Showing posts with label Development of Fort Scott. Show all posts
Showing posts with label Development of Fort Scott. Show all posts

Thursday, September 20, 2007

Open Letter

September 20, 2007
Douglas Meyer
C/o Fort Scott Development Corp. LLC

Dear Douglas Meyer,
I am writing to you today in regards to the Fort Scott Development project, of which I have received a flyer and have also heard the radio advertisements.

I have followed the development of this property with a great deal of sadness over the years, as I am a former camper and Staff member of Fort Scott Camps. I had hoped that Fort Scott Camp would be a legacy that would be passed on to my children and grand children. Needless to say, that is no longer possible.

Fort Scott Camp was a very special place for me and many of my friends. It was a place where children could still be children, safe and isolated away from the cares in the world.
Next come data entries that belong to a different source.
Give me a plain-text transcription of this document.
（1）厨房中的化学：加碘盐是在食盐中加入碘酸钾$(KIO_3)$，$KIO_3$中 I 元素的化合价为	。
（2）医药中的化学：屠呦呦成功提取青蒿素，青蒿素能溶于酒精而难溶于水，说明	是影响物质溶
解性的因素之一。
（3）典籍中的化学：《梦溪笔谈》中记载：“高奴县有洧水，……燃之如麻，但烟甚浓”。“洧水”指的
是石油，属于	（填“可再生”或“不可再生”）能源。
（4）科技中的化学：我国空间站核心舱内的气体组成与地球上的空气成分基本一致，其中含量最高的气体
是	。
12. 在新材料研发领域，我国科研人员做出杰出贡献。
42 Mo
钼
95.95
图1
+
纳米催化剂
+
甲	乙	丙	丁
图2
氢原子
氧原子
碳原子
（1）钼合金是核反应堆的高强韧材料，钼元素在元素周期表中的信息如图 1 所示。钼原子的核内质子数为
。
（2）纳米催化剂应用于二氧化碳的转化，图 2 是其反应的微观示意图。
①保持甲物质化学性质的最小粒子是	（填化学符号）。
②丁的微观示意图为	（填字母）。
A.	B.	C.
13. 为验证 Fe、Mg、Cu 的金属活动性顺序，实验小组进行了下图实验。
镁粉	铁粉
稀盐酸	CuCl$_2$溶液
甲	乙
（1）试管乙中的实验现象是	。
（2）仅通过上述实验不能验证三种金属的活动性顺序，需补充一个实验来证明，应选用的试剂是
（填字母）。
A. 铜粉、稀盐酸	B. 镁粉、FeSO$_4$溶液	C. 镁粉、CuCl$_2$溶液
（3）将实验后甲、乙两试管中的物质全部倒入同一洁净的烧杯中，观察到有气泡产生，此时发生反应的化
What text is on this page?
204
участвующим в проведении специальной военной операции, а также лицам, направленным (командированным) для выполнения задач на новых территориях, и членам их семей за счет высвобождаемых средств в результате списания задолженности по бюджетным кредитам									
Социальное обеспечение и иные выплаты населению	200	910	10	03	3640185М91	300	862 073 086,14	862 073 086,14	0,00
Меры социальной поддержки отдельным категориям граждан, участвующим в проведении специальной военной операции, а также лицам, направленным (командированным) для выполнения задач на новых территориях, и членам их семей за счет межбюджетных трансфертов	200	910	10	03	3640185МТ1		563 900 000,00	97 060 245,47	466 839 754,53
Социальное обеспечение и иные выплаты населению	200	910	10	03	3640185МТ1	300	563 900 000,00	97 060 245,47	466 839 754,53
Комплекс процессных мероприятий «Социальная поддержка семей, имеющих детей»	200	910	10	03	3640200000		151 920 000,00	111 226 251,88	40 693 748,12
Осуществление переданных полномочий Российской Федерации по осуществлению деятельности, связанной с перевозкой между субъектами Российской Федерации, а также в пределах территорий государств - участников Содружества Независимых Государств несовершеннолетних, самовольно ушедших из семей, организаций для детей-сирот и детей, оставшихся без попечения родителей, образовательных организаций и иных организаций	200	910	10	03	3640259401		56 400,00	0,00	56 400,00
For many children who came from less than privileged lifestyles, it was a brief break from what would otherwise be a very bleak circumstance.

Fort Scott was also a wildlife refuge and home to many plants and animals that cannot be found anywhere else in the Tri State area.

To many of us, Fort Scott was sacred ground. The sale of this property and use of it for anything other than a summer camp to me is tragedy.

I have learned through my correspondence with other Fort Scott Alums that the mailing list that was maintained by another Fort Scott Alum was used by you or marketing personnel working on your behalf to solicit sales of homes in your development. I find this disgusting and liken it to attorneys using the list of persons killed in an airline crash to find new clients.

I also have learned that you are using the names of Fort Scott icons, such as the Fort Scott Bugle, to name your streets and landmarks. I am respectfully requesting that you stop this immediately.

It is painful enough to drive down State Route 128 and see the signs for Fort Scott, knowing that instead of a magnificent camp that impacted the lives of thousands of people, it is now a collection of four bedroom houses on cul de sacs.

Surely there are other names that could be given to the streets of your development that would entice people to buy there. Must you continue to re open the wound of losing camp by stealing the names of things that were precious to us and using them in ways they were never intended?

I can assure you, that if your marketing department thinks that by naming the streets of a subdivision that is built on holy ground, after the icons that made it holy, that they will somehow entice Fort Scott Family members to purchase these properties, they are sadly mistaken.

I will be placing this letter on my website http://fortscottmemories.blogspot.com/. If you care to respond to this letter, I will place your response in the website as well, verbatim and unedited.

I am attaching letters that I have received from my friends and readers regarding this issue so that you can see that I am not the only person who finds your choice of street names profoundly offending and hurtful.

I realize that there is no stopping the development now. I am merely asking on my own behalf, and on behalf of the other Fort Scott family members that you find other names for your streets.